Eduardo Torres Isleño

Pequeña y arrumbada

Solo frecuencias apagadas murmuran a lo lejos,

a donde quiera que miro, una casa clavada entre los árboles,

techos sombríos, ramas altas de pasajeras aves, y negros pajaros.

El medio día despejado, toda variedad de insectos no comestibles,

y pequeños ecosistemas acalorados, el brillo ilusorio de las telarañas,

la apetencia de vivir en compañía de las plantas, con el tono pardo de la tierra,

me he sentado bajo la luz, el almendro y su sombra.

Que el sol no se tarde, los matices del campo desfallecen

y se pierde el contorno difuminado

de las hojas amarillas.

El lenguaje de la vida montés: Una especie reclamando al viento medidor de territorios,

la calle polvorienta parece acabarse en algún extremo, los niños se alejan de esta casa

de ladrillos acomodados en el polvo entumecido, el denso liquen de la pared,

y lianas enredadas de hierba vieja.

El día solitario de fin de año

en que no hay clima más equivalente, que un tibio cuerpo de mujer mitológica, y egregia.

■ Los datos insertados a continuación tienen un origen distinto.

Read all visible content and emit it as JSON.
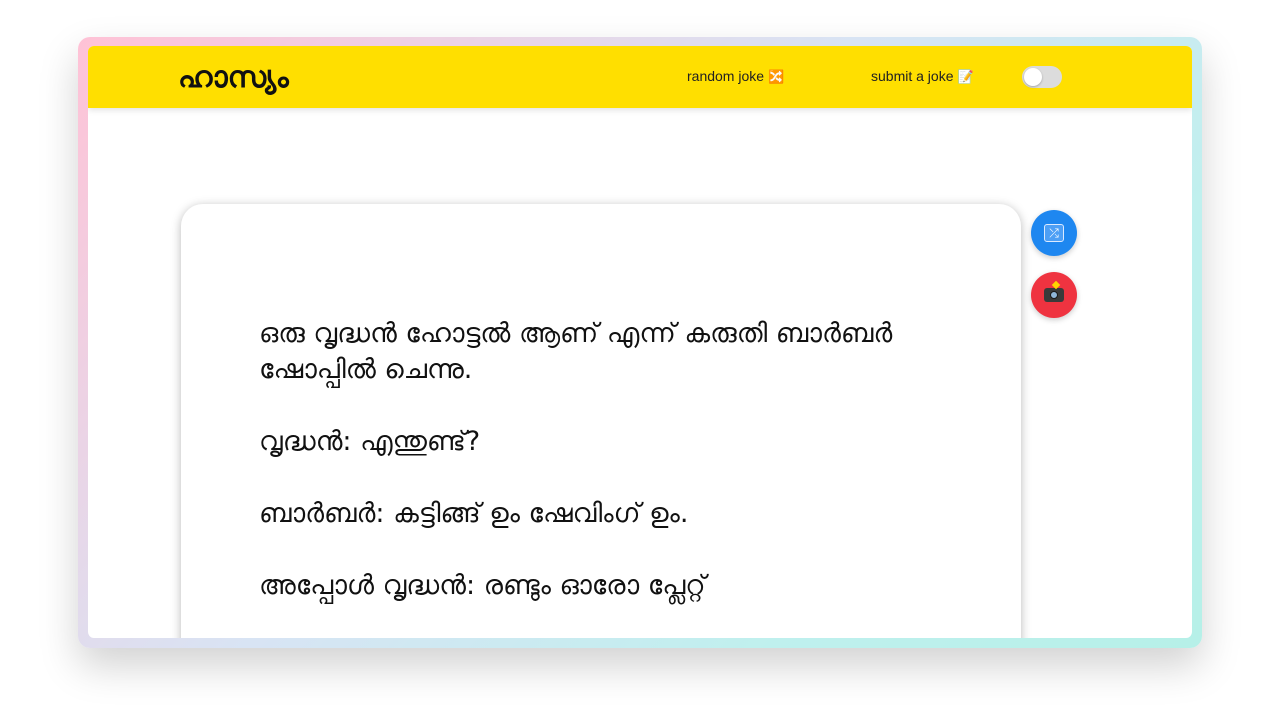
{
  "brand": {
    "title": "ഹാസ്യം"
  },
  "nav": {
    "random_label": "random joke",
    "random_emoji": "🔀",
    "submit_label": "submit a joke",
    "submit_emoji": "📝"
  },
  "theme_toggle": {
    "state": "off"
  },
  "joke": {
    "lines": [
      "ഒരു വൃദ്ധൻ ഹോട്ടൽ ആണ് എന്ന് കരുതി ബാർബർ ഷോപ്പിൽ ചെന്നു.",
      "വൃദ്ധൻ: എന്തുണ്ട്?",
      "ബാർബർ: കട്ടിങ്ങ് ഉം ഷേവിംഗ് ഉം.",
      "അപ്പോൾ വൃദ്ധൻ: രണ്ടും ഓരോ പ്ലേറ്റ്"
    ]
  },
  "actions": {
    "shuffle_icon": "shuffle-icon",
    "screenshot_icon": "camera-icon"
  },
  "colors": {
    "navbar": "#ffdf00",
    "shuffle_button": "#1e87f0",
    "screenshot_button": "#ef3340"
  }
}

Al igual que la catarina, no ambiciono tanto con el vuelo

estoy recostado en la raíz de hojas muertas, de hojas empapadas y suelo fresco,

no sé callar la sonrisa tenue del alma, cuando veo desde la altura, el lugar que me ha tocado recordar

el espeso panorama de la vida, la verdosa frondosidad de los cedros,

siento quietud y bienestar, el zigzaguear ligero de los vientos, libertad,

aquí en Latinoamérica, y México

el soplo, para el que sabe, dura lo que dura el aliento de la tierra.